LVS Oxford has been steadily growing its KS3 student numbers since September and is delighted by the progress being made by both new and existing learners in Years 7, 8 and 9.
Another important aspect is developing skills and confidence that paves the way for learners to participate in work placements when they are further up the school. The KS3 class spent a memorable afternoon at Pizza Express in central Oxford, where they learnt how this popular chain run their restaurants. They were also able to make their own pizzas under instruction in a workplace setting. This Oxford trip also included a visit to the Oxford Castle where they learnt about the building’s 1,000 year history and climbed the mound of the 11th century motte-and-bailey castle.
The KS3 curriculum includes a range of opportunities for students to learn through practical experience and subjects like horticulture, forest school, music, cooking, live life well, health and fitness, and enterprise. This year, the lower school has been taking advantage of the extensive grounds that LVS Oxford, a former Priory, lies within. Students have been taking on responsibility for looking after the school’s chickens and working in teams to build dens as part of their forest school lessons.
Head of School Louisa Allison-Bergin said: “We firmly believe that, given the right environment and coping strategies, young students who have found it difficult to access school prior to coming to LVS Oxford can progress and flourish, reaching their full potential. I am extremely proud of the progress that all our students have made this term. As the school grows, we are particularly keen to expand the lower school and support as many students as we can. Our aim is to help them achieve both in terms of academic attainment and in being prepared for working life and independent living when they move on to college or into the workplace.”

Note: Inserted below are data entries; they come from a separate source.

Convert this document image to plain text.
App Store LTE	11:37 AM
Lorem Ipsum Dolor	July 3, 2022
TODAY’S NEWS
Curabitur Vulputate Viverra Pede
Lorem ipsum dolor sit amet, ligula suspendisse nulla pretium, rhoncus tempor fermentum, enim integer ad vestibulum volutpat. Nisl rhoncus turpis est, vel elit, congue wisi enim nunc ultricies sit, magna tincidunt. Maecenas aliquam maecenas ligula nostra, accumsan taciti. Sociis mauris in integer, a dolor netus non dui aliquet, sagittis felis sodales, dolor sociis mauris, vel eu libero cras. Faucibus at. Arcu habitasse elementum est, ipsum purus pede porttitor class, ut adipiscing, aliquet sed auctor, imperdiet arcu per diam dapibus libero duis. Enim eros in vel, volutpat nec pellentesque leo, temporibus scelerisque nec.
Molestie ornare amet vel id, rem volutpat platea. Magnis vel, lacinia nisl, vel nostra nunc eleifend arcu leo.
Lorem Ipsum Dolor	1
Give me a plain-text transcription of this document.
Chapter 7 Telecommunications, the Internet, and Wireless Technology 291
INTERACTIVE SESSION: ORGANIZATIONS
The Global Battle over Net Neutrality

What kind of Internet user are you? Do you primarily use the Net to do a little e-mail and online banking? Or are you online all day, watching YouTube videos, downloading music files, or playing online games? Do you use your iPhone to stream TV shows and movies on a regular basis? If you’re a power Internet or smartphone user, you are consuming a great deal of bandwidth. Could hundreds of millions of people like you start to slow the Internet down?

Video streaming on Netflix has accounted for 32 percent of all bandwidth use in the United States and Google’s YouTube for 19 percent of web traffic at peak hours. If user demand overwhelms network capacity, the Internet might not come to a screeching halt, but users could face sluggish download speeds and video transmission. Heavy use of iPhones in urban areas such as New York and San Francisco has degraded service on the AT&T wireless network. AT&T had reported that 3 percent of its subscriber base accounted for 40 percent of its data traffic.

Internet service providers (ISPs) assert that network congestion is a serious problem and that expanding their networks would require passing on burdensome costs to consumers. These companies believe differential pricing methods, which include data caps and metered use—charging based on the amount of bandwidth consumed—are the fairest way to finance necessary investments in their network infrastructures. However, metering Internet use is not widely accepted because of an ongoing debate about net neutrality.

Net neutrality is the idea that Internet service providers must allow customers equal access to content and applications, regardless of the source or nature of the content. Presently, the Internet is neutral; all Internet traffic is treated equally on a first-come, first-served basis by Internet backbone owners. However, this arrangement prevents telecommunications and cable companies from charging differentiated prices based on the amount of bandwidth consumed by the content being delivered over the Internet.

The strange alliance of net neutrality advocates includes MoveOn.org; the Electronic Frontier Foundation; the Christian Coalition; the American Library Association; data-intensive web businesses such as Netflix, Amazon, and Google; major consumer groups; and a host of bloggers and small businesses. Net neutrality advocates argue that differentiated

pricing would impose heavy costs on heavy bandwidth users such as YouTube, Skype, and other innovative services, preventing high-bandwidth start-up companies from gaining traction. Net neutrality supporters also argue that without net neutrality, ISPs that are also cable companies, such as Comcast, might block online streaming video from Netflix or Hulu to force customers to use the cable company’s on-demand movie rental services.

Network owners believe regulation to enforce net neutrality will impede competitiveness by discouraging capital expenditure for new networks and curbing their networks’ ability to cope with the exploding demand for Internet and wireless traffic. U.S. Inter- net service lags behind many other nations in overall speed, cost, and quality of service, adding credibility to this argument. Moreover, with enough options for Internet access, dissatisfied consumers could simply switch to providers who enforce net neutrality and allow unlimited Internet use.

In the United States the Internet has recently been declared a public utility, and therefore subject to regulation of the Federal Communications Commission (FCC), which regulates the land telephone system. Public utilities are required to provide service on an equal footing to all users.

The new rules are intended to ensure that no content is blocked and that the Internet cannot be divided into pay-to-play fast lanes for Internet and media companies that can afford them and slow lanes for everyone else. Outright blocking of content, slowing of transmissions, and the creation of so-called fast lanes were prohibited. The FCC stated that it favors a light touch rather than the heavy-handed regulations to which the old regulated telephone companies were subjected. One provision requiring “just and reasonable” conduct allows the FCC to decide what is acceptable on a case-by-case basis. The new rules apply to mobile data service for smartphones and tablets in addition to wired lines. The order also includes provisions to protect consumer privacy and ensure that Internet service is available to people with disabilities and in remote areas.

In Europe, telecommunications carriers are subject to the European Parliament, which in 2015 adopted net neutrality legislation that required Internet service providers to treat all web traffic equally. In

Starting a new school is hard for all students, but for those with autism it can be particularly daunting as school has often represented an overwhelming place that has led to feelings of anxiety and confusion. LVS Oxford prides itself on bespoke transition plans for each new student with support from therapy staff as well as tutors, teachers and learning support assistants. The link between school and home is critical so that each student’s transition can be closely monitored and adapted as needs arise.
By equipping students with coping strategies that help them feel empowered in school, their ability to learn and try new things increases rapidly.
Current research shows that only 15% of young people with an autism spectrum diagnosis are in sustained, full-time employment and we are passionate about changing that statistic.